All that matters is his vision of what the world is supposed to be. Evil is whoever and whatever is trying to stop him. Good is using all means possible to bring about his vision of the world. If you attack him, he will attack you a hundred times more. If you align yourself to him and are loyal to him, he will bring about your worst instincts to serve his interests. One can only believe that he believes himself to be a Nietzschean Superman, beyond morals, creating the future through his superior ability to understand the wheel of history or the intention of God. So he does not feel any shame.
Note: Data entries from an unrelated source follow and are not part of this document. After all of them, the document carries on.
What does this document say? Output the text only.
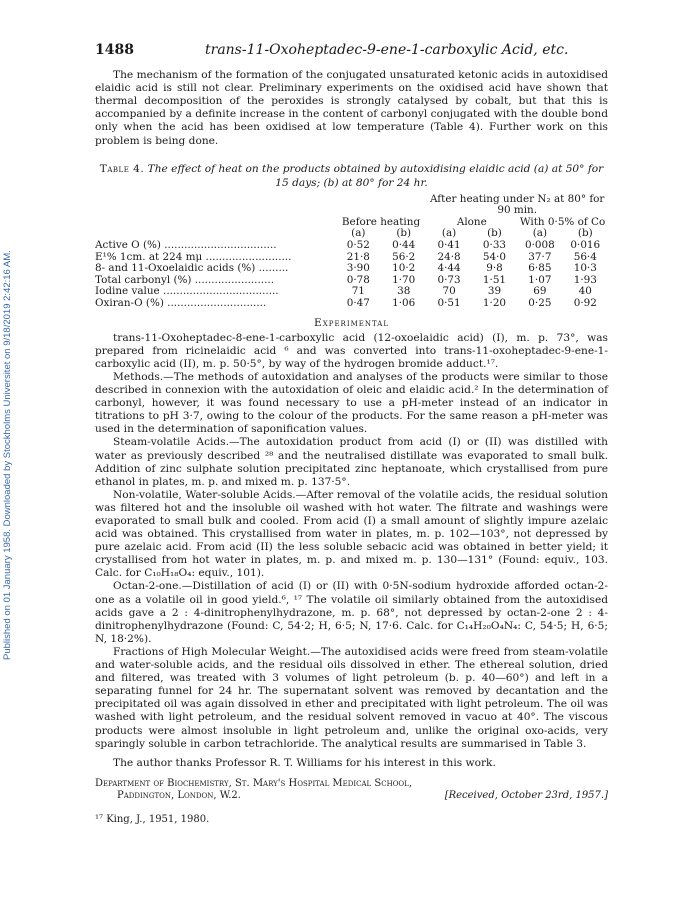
Published on 01 January 1958. Downloaded by Stockholms Universitet on 9/18/2019 2:42:16 AM.
1488	trans-11-Oxoheptadec-9-ene-1-carboxylic Acid, etc.

The mechanism of the formation of the conjugated unsaturated ketonic acids in autoxidised elaidic acid is still not clear. Preliminary experiments on the oxidised acid have shown that thermal decomposition of the peroxides is strongly catalysed by cobalt, but that this is accompanied by a definite increase in the content of carbonyl conjugated with the double bond only when the acid has been oxidised at low temperature (Table 4). Further work on this problem is being done.

Table 4. The effect of heat on the products obtained by autoxidising elaidic acid (a) at 50° for 15 days; (b) at 80° for 24 hr.
			After heating under N₂ at 80° for 90 min.			
	Before heating		Alone		With 0·5% of Co	
	(a)	(b)	(a)	(b)	(a)	(b)
Active O (%) ..................................	0·52	0·44	0·41	0·33	0·008	0·016
E¹% 1cm. at 224 mμ ..........................	21·8	56·2	24·8	54·0	37·7	56·4
8- and 11-Oxoelaidic acids (%) .........	3·90	10·2	4·44	9·8	6·85	10·3
Total carbonyl (%) ........................	0·78	1·70	0·73	1·51	1·07	1·93
Iodine value ...................................	71	38	70	39	69	40
Oxiran-O (%) ..............................	0·47	1·06	0·51	1·20	0·25	0·92
Experimental

trans-11-Oxoheptadec-8-ene-1-carboxylic acid (12-oxoelaidic acid) (I), m. p. 73°, was prepared from ricinelaidic acid ⁶ and was converted into trans-11-oxoheptadec-9-ene-1-carboxylic acid (II), m. p. 50·5°, by way of the hydrogen bromide adduct.¹⁷.

Methods.—The methods of autoxidation and analyses of the products were similar to those described in connexion with the autoxidation of oleic and elaidic acid.² In the determination of carbonyl, however, it was found necessary to use a pH-meter instead of an indicator in titrations to pH 3·7, owing to the colour of the products. For the same reason a pH-meter was used in the determination of saponification values.

Steam-volatile Acids.—The autoxidation product from acid (I) or (II) was distilled with water as previously described ²⁸ and the neutralised distillate was evaporated to small bulk. Addition of zinc sulphate solution precipitated zinc heptanoate, which crystallised from pure ethanol in plates, m. p. and mixed m. p. 137·5°.

Non-volatile, Water-soluble Acids.—After removal of the volatile acids, the residual solution was filtered hot and the insoluble oil washed with hot water. The filtrate and washings were evaporated to small bulk and cooled. From acid (I) a small amount of slightly impure azelaic acid was obtained. This crystallised from water in plates, m. p. 102—103°, not depressed by pure azelaic acid. From acid (II) the less soluble sebacic acid was obtained in better yield; it crystallised from hot water in plates, m. p. and mixed m. p. 130—131° (Found: equiv., 103. Calc. for C₁₀H₁₈O₄: equiv., 101).

Octan-2-one.—Distillation of acid (I) or (II) with 0·5N-sodium hydroxide afforded octan-2-one as a volatile oil in good yield.⁶, ¹⁷ The volatile oil similarly obtained from the autoxidised acids gave a 2 : 4-dinitrophenylhydrazone, m. p. 68°, not depressed by octan-2-one 2 : 4-dinitrophenylhydrazone (Found: C, 54·2; H, 6·5; N, 17·6. Calc. for C₁₄H₂₀O₄N₄: C, 54·5; H, 6·5; N, 18·2%).

Fractions of High Molecular Weight.—The autoxidised acids were freed from steam-volatile and water-soluble acids, and the residual oils dissolved in ether. The ethereal solution, dried and filtered, was treated with 3 volumes of light petroleum (b. p. 40—60°) and left in a separating funnel for 24 hr. The supernatant solvent was removed by decantation and the precipitated oil was again dissolved in ether and precipitated with light petroleum. The oil was washed with light petroleum, and the residual solvent removed in vacuo at 40°. The viscous products were almost insoluble in light petroleum and, unlike the original oxo-acids, very sparingly soluble in carbon tetrachloride. The analytical results are summarised in Table 3.

The author thanks Professor R. T. Williams for his interest in this work.

Department of Biochemistry, St. Mary's Hospital Medical School,
Paddington, London, W.2.	[Received, October 23rd, 1957.]
¹⁷ King, J., 1951, 1980.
Way back in the past when Donald Trump and his father worked in the real estate business in New York, the Justice Department sued Trump and his father for racial discrimination in Trump housing developments. Trump tried to countersue the Justice Department for 100 miliion for making false claims. This was what Trump was like back then. This is what Trump is like now. It's pretty evident that Trump's housing developments were discriminating toward blacks. Trump didn't see anything wrong with that. He was and is a racist. But he fought the charge with all that he had. He had learned such aggressive tactics from Roy Cohn. He would fight back the government with 10 times or 100 times the force the government tries to put on him. So even this early in his life, life became a game of winning and losing. The winners were right and the losers were wrong. And winning had to do with amassing as much power and influence that one could muster. There was no way one could lose if all the right players were on the right side.
So what happens to shame in such a scenario. There was certainly shame in losing, but Donald Trump seems to think that he never loses. Shame loses all meaning and all sorts of shameless, outrageous behavior is explained away as a form of privilege.